Gustave Estadès, qui habitait toujours, à la fin de sa vie, au centre de ce quartier, dans la maison qui, durant toute l’Occupation, servit de cache d’armes et de lieu de refuge aux membres de Combat (1, rue Mozart) déplorait que « Bistési n’ait droit qu’à une petite rue, alors que Pain a droit à un grand boulevard »... Il s’agit du boulevard par lequel on pénètre dans Grenoble en provenance de Chambéry et qui passe devant la mairie. Entrevue du 12 avril 1991.

995.

L’expression est de M. Jarrand qui a remplacé Paul Billat (décédé le 31 avril 1995) à la tête de l’Amicale départementale de l’Isère des Anciens Résistants du Front National et des FTPF ; entrevue du 17 janvier 1997.

Cette pratique de la répartition spatiale par affinité politique est d’ailleurs prépondérante pour la fabrication de la mémoire.
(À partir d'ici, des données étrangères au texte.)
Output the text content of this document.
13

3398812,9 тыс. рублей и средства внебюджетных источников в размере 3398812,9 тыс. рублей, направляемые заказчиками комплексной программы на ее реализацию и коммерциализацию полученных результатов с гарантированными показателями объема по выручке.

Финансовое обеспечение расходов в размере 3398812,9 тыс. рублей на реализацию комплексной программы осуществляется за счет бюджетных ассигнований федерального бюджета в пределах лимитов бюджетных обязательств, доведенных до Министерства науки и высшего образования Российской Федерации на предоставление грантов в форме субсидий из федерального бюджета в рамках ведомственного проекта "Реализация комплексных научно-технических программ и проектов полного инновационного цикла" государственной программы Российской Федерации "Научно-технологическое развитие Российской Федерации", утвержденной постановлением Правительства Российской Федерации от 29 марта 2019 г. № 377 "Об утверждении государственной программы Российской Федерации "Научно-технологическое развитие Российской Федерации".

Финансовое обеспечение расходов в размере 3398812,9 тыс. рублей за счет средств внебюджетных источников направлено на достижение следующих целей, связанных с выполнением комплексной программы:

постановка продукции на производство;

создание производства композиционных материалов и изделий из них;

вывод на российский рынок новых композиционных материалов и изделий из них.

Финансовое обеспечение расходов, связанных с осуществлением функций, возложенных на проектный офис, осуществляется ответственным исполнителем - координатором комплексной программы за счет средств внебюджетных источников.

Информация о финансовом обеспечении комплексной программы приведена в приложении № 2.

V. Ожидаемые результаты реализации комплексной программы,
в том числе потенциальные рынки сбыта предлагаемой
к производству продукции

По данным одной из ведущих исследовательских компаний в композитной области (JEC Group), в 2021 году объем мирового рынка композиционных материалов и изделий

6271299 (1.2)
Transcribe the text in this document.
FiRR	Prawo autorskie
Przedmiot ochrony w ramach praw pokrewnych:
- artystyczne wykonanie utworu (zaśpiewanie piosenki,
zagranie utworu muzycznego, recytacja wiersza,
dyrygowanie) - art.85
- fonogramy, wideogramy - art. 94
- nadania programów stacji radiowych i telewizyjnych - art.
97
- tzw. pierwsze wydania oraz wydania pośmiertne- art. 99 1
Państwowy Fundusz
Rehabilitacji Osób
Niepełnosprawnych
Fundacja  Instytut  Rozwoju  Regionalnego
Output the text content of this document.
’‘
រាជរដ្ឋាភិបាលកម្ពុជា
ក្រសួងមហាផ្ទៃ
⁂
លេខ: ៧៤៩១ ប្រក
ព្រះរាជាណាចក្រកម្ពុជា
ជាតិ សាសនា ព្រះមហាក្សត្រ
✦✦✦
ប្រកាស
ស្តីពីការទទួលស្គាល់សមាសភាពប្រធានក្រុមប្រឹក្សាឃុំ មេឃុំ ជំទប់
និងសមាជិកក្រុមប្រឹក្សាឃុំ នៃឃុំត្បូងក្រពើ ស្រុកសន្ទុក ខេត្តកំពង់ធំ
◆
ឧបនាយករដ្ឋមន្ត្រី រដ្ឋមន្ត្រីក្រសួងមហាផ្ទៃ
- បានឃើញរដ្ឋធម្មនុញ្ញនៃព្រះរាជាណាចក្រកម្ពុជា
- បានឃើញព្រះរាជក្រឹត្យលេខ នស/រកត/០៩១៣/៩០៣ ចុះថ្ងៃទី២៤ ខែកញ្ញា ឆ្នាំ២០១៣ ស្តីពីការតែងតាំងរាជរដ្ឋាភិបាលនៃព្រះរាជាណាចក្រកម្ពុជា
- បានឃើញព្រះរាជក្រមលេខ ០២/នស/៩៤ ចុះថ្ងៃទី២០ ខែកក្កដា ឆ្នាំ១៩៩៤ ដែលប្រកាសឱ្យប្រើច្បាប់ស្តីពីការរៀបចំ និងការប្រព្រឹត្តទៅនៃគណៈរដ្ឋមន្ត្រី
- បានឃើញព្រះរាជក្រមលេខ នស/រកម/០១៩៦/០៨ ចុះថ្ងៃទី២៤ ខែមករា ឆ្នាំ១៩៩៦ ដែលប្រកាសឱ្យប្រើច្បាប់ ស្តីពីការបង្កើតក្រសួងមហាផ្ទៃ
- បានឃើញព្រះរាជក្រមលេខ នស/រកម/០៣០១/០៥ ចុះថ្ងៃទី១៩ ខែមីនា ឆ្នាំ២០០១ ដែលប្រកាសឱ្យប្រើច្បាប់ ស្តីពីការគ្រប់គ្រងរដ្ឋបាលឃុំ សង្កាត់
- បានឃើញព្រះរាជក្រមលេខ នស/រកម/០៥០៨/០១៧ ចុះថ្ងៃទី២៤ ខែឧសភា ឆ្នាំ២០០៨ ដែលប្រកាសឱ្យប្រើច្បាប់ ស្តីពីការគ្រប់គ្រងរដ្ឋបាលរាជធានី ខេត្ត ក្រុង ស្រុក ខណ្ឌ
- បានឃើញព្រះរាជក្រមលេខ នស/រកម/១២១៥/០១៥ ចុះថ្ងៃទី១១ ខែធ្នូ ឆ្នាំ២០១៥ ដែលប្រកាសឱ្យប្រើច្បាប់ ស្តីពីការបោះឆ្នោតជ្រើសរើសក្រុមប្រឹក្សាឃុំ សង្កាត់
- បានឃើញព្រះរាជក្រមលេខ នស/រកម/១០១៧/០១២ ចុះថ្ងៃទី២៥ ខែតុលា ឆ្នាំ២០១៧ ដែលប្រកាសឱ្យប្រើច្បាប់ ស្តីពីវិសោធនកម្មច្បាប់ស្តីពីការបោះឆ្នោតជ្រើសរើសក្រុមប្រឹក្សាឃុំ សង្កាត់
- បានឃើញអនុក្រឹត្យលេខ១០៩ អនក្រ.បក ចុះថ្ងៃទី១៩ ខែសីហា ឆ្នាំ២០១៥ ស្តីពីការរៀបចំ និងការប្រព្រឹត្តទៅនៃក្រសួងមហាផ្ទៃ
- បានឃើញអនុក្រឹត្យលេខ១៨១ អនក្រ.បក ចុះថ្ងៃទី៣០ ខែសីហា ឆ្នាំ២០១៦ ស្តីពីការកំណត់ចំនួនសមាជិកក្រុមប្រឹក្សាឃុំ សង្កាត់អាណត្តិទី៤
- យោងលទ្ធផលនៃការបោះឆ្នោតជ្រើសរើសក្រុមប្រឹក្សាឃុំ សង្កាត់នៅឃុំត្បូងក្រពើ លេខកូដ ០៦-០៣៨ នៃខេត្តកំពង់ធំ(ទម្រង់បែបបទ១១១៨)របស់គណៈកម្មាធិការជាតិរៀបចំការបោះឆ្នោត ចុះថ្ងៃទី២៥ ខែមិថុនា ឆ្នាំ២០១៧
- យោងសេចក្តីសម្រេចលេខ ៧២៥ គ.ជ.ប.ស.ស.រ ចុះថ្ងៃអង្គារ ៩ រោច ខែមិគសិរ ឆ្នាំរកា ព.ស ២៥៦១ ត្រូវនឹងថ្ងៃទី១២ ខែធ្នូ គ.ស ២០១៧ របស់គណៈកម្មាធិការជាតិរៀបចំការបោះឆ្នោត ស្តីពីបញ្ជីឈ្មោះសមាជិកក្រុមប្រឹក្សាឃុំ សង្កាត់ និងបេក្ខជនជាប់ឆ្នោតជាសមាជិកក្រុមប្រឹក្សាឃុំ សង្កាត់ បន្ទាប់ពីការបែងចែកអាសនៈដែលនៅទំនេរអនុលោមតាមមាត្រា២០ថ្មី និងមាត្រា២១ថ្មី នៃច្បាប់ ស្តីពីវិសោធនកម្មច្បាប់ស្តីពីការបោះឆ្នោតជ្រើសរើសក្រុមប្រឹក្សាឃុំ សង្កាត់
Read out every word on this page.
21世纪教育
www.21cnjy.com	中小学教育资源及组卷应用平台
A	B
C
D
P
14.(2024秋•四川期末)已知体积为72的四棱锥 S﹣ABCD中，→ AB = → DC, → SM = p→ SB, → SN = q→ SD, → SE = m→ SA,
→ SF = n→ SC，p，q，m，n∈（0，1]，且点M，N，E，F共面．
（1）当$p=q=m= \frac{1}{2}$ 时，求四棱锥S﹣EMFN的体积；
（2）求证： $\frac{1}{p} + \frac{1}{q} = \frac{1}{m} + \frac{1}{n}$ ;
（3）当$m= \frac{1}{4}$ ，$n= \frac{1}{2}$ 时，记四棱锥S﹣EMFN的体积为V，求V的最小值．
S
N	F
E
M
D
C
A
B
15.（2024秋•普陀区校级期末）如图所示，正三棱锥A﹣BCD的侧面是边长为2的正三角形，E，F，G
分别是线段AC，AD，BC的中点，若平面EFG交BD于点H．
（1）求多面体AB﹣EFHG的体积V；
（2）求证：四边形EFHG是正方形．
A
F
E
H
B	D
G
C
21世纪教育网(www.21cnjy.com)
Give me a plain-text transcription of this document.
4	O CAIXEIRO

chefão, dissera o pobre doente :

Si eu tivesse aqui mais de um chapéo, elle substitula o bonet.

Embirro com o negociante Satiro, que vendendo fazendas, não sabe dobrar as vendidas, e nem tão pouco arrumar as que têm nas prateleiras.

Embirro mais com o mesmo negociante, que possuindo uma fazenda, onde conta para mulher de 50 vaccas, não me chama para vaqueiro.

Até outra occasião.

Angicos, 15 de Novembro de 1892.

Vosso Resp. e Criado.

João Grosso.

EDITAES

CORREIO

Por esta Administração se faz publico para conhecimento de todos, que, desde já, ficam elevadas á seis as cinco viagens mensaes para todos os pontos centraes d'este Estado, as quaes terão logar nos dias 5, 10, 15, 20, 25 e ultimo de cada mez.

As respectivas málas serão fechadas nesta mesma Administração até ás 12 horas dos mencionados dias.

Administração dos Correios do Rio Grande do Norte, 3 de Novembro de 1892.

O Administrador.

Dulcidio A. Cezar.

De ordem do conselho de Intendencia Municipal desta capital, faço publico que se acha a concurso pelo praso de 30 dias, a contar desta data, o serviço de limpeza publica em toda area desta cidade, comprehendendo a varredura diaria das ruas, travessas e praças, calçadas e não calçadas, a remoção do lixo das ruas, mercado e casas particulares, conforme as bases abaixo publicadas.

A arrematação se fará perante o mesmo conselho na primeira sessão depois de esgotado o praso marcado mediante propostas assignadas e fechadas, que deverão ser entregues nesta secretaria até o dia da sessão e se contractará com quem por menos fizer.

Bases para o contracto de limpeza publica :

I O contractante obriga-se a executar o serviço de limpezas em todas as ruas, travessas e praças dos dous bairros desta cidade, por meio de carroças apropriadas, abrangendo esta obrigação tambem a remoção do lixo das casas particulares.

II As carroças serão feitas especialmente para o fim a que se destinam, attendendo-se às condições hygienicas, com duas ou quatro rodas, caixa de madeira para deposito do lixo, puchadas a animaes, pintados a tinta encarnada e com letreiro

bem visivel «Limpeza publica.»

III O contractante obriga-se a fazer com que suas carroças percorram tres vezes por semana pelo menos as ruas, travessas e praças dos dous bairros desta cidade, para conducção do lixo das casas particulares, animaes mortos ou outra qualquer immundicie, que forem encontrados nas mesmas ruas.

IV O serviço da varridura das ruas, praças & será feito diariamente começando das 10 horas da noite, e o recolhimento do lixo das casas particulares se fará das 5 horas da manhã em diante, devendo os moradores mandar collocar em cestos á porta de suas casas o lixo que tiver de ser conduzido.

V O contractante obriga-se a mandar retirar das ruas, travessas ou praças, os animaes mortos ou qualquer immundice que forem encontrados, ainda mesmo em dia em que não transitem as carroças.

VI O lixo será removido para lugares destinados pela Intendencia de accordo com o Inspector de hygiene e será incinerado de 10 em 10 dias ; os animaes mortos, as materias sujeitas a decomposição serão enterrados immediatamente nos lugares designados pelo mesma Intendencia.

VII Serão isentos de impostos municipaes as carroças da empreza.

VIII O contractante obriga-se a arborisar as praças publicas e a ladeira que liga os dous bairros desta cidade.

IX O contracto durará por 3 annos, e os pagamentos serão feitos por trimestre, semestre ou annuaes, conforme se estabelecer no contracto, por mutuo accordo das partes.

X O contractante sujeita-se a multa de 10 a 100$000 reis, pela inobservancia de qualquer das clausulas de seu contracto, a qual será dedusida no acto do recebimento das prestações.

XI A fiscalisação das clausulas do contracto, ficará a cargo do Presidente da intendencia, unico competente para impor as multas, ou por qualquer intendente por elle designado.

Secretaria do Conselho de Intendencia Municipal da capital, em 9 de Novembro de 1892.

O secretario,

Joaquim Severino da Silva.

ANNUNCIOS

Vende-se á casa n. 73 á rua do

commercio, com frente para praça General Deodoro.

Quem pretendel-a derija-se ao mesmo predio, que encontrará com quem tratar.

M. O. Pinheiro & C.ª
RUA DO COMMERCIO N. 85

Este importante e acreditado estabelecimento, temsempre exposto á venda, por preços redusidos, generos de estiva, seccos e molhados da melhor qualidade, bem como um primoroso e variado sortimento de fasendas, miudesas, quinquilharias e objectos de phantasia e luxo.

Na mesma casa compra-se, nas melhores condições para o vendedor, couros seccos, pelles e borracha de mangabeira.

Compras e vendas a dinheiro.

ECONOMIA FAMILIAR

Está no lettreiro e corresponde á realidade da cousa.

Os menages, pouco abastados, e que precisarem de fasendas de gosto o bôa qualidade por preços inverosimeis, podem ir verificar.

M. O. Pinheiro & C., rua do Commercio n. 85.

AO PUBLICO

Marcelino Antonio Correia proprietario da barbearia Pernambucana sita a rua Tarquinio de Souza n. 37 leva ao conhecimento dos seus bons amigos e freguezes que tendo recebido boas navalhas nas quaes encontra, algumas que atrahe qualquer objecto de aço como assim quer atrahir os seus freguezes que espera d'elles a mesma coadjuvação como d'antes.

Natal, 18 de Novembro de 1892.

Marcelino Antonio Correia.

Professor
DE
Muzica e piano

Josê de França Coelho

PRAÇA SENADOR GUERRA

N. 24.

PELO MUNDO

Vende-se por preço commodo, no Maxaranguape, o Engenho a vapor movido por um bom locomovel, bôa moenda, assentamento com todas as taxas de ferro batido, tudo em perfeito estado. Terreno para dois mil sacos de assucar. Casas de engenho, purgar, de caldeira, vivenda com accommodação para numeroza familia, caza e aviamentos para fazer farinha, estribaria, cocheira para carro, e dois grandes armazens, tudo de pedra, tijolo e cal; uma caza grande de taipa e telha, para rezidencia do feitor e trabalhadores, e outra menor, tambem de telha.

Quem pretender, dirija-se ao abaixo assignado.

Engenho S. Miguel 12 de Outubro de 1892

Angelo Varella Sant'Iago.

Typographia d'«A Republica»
Certaines des petites villes qui gravitent autour de Grenoble restent encore de nos jours les refuges d’une mémoire très marquée à gauche. Gérées par des municipalités communistes, Fontaine, Echirolles et Saint-Martin-d’Hères entre autres, si elles suppriment actuellement leur place Karl Marx et leur avenue Lénine, gardent farouchement leurs rues dédiées à des résistants proches du Parti Communiste. Inauguré dès 1944-1945 – c’est plus particulièrement pour des villes comme celles-ci qu’André Le Troquer parle d’excès –, cette politique de la surenchère commémorative se double de particularités dans la conception même des plaques de rues. Là où à Grenoble ces plaques ne comportent que le nom de la personne honorée, celles des villes de l’agglomération grenobloise ajoutent la date de sa naissance et celle de sa mort, ainsi que la raison pour laquelle elle figure au panthéon municipal.